7 Movies That Show You The Masculine Ideal
Action movies are just as American as motherhood, apple pie, and capitalism. Movies like Unforgiven, Gladiator, Rooster Cogburn, Conan, Dirty Harry, Die Hard, The Dark Knight, High Noon, Man on Fire, Red Dawn, Tombstone, and True Grit speak to men in a primal language that transcends the story line on the screen. Men like these films because they capture qualities we’d like to think we have ourselves. We like the idea of being billionaire playboy Bruce Wayne and fighting crime in our spare time, pointing a gun at a punk and asking him if he feels lucky, or responding to the question, “What is best in life?” with “To crush your enemies, to see them driven before you, and to hear the lamentations of their women!“ While there are dozens of deserving action movies, there are seven that are particularly good at revealing parts of the male psyche.
1) First Blood
John Rambo is a damaged character. His fighting in Vietnam left him with mental problems, made him ill-equipped to fit into society, and led to him ultimately having a difficult and lonely existence. However, there are two things about him that make the character click with men. The first is this:
Teasle: Are you telling me that 200 men against your boy is a no-win situation for us?
Trautman: You send that many, don’t forget one thing.
Teasle: What?
Trautman: A good supply of body bags.
Rambo doesn’t pick the fight, but when he is backed up against a wall, he is a one-man army. This theme is repeated over and over in action movies because it’s something men aspire to all the way down in their souls.
The other, more subtle thing that makes Rambo appealing is that he shares a grievance that most men have on some level or another: his sacrifices are largely unappreciated. He went through hell to do what had to be done, paid a terrible price for it, saw his suffering shrugged off by men unfit to say his name, and was left holding the bag. There are millions of men who feel the exact same way. They’ve provided, they’ve struggled, they’ve done things they didn’t want to do for other people, and, ultimately, they found that it wasn’t valued. That makes it easy to relate to a character like Rambo, even if you’re not planning to shoot at anybody with a machine gun.







I don't know of any movies that portray all of that but that's Ok. I got to see it many many times in my father and my grandfather.
I see that occasionally around me today but by and large we are a lesser breed. We have been indoctrinated to be a docile, a more pliable subject for those who covet power, for those who believe that we the people are too deficient to have freedom and the responsibility that our forefathers wielded as a right.

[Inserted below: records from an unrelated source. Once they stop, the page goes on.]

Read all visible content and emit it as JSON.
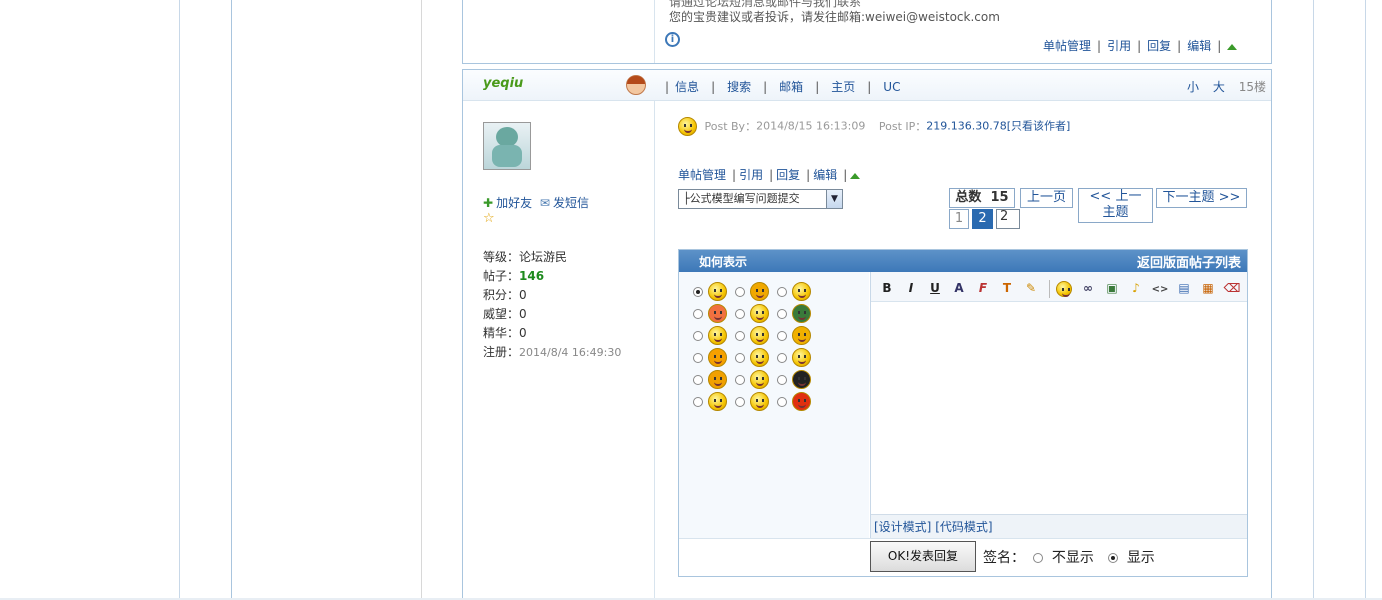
{
  "prev_post": {
    "partial_text": "请通过论坛短消息或邮件与我们联系",
    "contact_text": "您的宝贵建议或者投诉，请发往邮箱:weiwei@weistock.com",
    "actions": [
      "单帖管理",
      "引用",
      "回复",
      "编辑"
    ]
  },
  "post": {
    "username": "yeqiu",
    "top_links": [
      "信息",
      "搜索",
      "邮箱",
      "主页",
      "UC"
    ],
    "font_small": "小",
    "font_large": "大",
    "floor": "15楼",
    "add_friend": "加好友",
    "send_message": "发短信",
    "stats": [
      {
        "label": "等级：",
        "value": "论坛游民"
      },
      {
        "label": "帖子：",
        "value": "146"
      },
      {
        "label": "积分：",
        "value": "0"
      },
      {
        "label": "威望：",
        "value": "0"
      },
      {
        "label": "精华：",
        "value": "0"
      },
      {
        "label": "注册：",
        "value": "2014/8/4 16:49:30"
      }
    ],
    "post_by_label": "Post By：",
    "post_time": "2014/8/15 16:13:09",
    "post_ip_label": "Post IP：",
    "post_ip": "219.136.30.78",
    "only_author": "[只看该作者]",
    "actions": [
      "单帖管理",
      "引用",
      "回复",
      "编辑"
    ]
  },
  "nav": {
    "topic_select": "├公式模型编写问题提交",
    "total_label": "总数",
    "total_value": "15",
    "prev_page": "上一页",
    "prev_topic": "<< 上一主题",
    "next_topic": "下一主题 >>",
    "pages": [
      "1",
      "2"
    ],
    "page_input": "2"
  },
  "reply": {
    "title": "如何表示",
    "back_link": "返回版面帖子列表",
    "design_mode": "[设计模式]",
    "code_mode": "[代码模式]",
    "submit_label": "OK!发表回复",
    "signature_label": "签名：",
    "sig_hide": "不显示",
    "sig_show": "显示",
    "toolbar_icons": [
      "bold-icon",
      "italic-icon",
      "underline-icon",
      "font-size-icon",
      "font-family-icon",
      "text-color-icon",
      "highlight-icon",
      "emoticon-icon",
      "link-icon",
      "image-icon",
      "music-icon",
      "code-icon",
      "media-icon",
      "table-icon",
      "clear-format-icon"
    ]
  },
  "colors": {
    "accent": "#3d78b8",
    "border": "#a9c5de",
    "green": "#1e8a1e"
  }
}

Me, I'm only guessing, but has anyone ever mention the name "John Wayne" to you ???
2. Breathless (Godard's version) On one level, it's manly noir, and on the other, it's the interplay of real crime and idealized crime. Women always get us in the end, too.
3. Casablanca. The world-weary yet virtuous man.
4. Raiders of the Lost Ark. Beats out Star Wars for the idealized male adventurer.
5. Godzilla. Preferably one of the campier ones. Male wish fulfillment at a primal level. Who doesn't want to destroy Tokyo while saving it at the same time from other monsters?
6. Monty Python and the Holy Grail. Male humor of a certain kind. Silly, wordplay based, endlessly quotable.
7. Frankenstein, Creature from the Black Lagoon, Dracula, The invisible Man-all Universal monster movies. This is different from Godzilla in that all of them show the tragic side of manhood. Man as estranged creature, hideous thing, hunted, strong but with cursed strength. The male values and attributes twisted into dark things, and the only end is death.
I'd add more westerns, but I don't like that genre much.
These choices are ones that an overgrown adolescent would make. How about "To Kill A Mockingbird"? Or "The Old Man And The Sea"? Or "Captains Coutrageous"?
Gee, John.
For Eastwood, I wasn't so keen on Unforgiven, but really liked the way he handled duty and relations w/the women in "Pale Rider" and "The Outlaw Josie Wales". For Gibson, I think that first "Roadwarrior" was a little odd (and Mel so adolescent). I'd prefer (for duty and love) "The Passion of the Christ" and (for fatherhood and love of country) "The Patriot". I think it's a little odd to leave out Schwarzenegger - while his "Conan" may have been a little extreme, I like the way he behaved towards kids (and bad guys) in "Kindergarten Cop", for his strength and unstoppability in "Terminator", and his duty and self-sacrifice in T2. Another favourite actor of mine is Liam Neeson - whether it is his strong but supportive attitude towards women in "Nell", his honour, toughness, and devotion to family in "Rob Roy", or his lethal devotion to family in the two "Taken" films, the world would be a better place w/more men like these.
I don't know of any movies that portray all of that but that's Ok. I got to see it many many times in my father and my grandfather.
I see that occasionally around me today but by and large we are a lesser breed. We have been indoctrinated to be a docile, a more pliable subject for those who covet power, for those who believe that we the people are too deficient to have freedom and the responsibility that our forefathers wielded as a right.